En las casas de los militares, sus mujeres se ataviaban en un esfuerzo latente por ser las más hermosas de la noche. Los niños ya estaban en sus camas.

El aroma de muerte se percibía fuertemente, sin embargo era un intruso. Tal como los ladrones nocturnos que entran por las bardas de los patios traseros. Todos se esforzaban por ignorarlo, era un incómodo invitado, pero invitado al fin y al cabo.

Había llovido durante todo el día y la precipitación había mojado notablemente las empedradas calles de la ciudad. Algunos uniformes de gala del ejército alemán incluían las botas así que mientras la mayoría de los caballeros caminaban a paso firme, las damas levantaban la falda de sus vaporosos vestidos tratando de evitar a toda costa arruinar su imagen.

Todavía en su mansión, un alto oficial descansaba cómodamente en un sillón frente a una chimenea cuyo fuego agonizante danzaba con movimientos prácticamente agonizantes, sin embargo, sobreviviendo hasta el último aliento… el último restiro; casi estaba convertido en pavesas, sin embargo, el oficial se acercó y atizó la leña. En esos momentos de soledad y calidez, se permitía brevísimos instantes; viajes a momentos que nunca existieron, a sueños rotos… a heridas provocadas en su adolescencia.

Le parecía que habían transcurridos muchos años; se sentía viejo y sin vida. Solamente la imagen frente al espejo era capaz de convencerlo de su juventud.

Las luces estaban apagadas y los colores naranjas se combinaban cálidamente. Aún había mil cosas buenas en el mundo, al menos eso era lo que el joven oficial se esforzaba en repetir una y otra vez. Aunque sus memorias fuesen dolorosa, aunque sintiera el mismo fuego frente a él consumirlo por dentro, aunque su corazón estuviese triste… ausente.

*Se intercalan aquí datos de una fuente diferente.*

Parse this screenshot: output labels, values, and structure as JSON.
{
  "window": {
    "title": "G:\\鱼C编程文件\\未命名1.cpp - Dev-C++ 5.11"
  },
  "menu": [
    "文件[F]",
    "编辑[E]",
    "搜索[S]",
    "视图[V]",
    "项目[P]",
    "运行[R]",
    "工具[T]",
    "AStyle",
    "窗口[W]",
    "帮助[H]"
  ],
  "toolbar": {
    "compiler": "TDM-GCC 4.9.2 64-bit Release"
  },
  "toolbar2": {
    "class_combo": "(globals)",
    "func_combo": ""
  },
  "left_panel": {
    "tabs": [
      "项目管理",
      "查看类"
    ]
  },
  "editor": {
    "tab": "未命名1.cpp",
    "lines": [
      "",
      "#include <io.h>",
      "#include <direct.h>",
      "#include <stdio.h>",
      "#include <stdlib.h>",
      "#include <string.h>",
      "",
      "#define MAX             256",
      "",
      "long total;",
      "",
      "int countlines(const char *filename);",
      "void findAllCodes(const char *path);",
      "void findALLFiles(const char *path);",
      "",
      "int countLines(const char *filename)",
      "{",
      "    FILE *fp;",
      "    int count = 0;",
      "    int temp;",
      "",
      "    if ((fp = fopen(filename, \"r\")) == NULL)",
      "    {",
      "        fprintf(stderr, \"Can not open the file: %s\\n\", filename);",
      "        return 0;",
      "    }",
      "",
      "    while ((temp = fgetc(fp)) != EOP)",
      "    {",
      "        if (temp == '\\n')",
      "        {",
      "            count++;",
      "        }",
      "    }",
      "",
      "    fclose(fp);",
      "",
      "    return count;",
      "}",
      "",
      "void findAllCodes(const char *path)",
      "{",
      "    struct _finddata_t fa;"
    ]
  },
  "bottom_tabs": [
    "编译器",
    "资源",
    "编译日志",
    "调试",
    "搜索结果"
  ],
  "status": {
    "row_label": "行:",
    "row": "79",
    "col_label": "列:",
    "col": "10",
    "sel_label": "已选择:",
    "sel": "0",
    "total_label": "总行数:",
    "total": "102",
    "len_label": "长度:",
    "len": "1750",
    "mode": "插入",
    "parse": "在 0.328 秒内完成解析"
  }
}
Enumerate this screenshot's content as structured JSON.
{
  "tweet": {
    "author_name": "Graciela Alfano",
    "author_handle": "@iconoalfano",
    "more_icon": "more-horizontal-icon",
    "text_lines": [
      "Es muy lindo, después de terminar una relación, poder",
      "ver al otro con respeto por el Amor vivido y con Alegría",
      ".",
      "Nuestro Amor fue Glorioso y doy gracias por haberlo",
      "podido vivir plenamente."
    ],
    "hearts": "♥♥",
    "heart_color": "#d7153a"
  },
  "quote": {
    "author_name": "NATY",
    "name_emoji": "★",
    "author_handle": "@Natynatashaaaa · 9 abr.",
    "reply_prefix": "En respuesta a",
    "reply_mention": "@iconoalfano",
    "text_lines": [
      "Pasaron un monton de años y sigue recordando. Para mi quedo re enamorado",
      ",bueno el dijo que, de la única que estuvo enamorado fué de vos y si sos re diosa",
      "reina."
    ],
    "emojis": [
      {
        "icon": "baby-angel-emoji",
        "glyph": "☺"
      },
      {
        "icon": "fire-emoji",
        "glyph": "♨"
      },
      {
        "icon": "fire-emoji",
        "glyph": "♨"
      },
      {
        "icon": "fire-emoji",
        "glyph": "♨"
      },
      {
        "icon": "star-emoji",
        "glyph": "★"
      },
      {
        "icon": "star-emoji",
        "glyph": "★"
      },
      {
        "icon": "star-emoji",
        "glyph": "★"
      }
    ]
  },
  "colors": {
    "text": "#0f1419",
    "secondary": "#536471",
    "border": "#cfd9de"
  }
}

Afuera, un relámpago atravesó el cielo, un relámpago con una energía que sobrepasaba lo común; la luz se abrió paso sobre las montañas de tal forma que iluminó el ambiente como si fuese de día tan solo por un momento. El trueno entonces irrumpió en los oídos del joven haciéndolo estremecer, apretó sus puños sin separar la vista del fuego que pronto cedería por completo na la obscuridad. El enorme ventanal entonces se abrió súbitamente por el fuerte viento que anunciaba una tormenta y las cortinas delicadas y transparentes se elevaron tanto que casi llegaron hasta la lámpara que coronaba el techo en un baile sensual donde el viento, su pareja las conducía en un rítmico vaivén.

¿Cómo es que había llegado hasta ahí?

El destino había sido muy cruel con él en diferentes ocasiones, pero… esto era el colmo.

Sus ojos azules se posaron en la Cruz de Hierro que lucía en su uniforme como premio de heroicos hechos y entonces un extraño brillo apareció en su rostro.

Interrumpió su descanso y se levantó para ir a cerrar las ventanas. ¿Qué sería lo peor que pudiese pasar si él no atendía la invitación de departir con los más altos líderes del ejército Alemán? Ya alguna vez había desairado a su líder ¿qué más daba si lo hacía una vez más? Finalmente, él no tenía una mujer que fuera con él. ¿Por qué debía presentarse? Era un hombre de pocos amigos, pero estaba seguro que ya más de uno había invitado a alguna señorita pensando en él. Siempre lo hacían: No solo llevaban una pareja de baile, siempre llevaban una señorita más con la idea de que esta si fuese la elegida del corazón del oficial.

Decidió que debía resignarse. Esta era la mejor oportunidad para ganarse la confianza del canciller. Se levantó mirando fijamente el fuego agonizante, abrochó los botones superiores de su camisa y la fajó en su pantalón, casi automáticamente acomodó su cinturón y después se dirigió al perchero donde su casaca lo esperaba. Respiró profundo y por fin la vistió asegurándose de que luciera perfecta. Se miró en el espejo con escrutinio. Era gallardo, con porte. Aún con su mirar ausente, el joven oficial era capaz de adueñarse del lugar.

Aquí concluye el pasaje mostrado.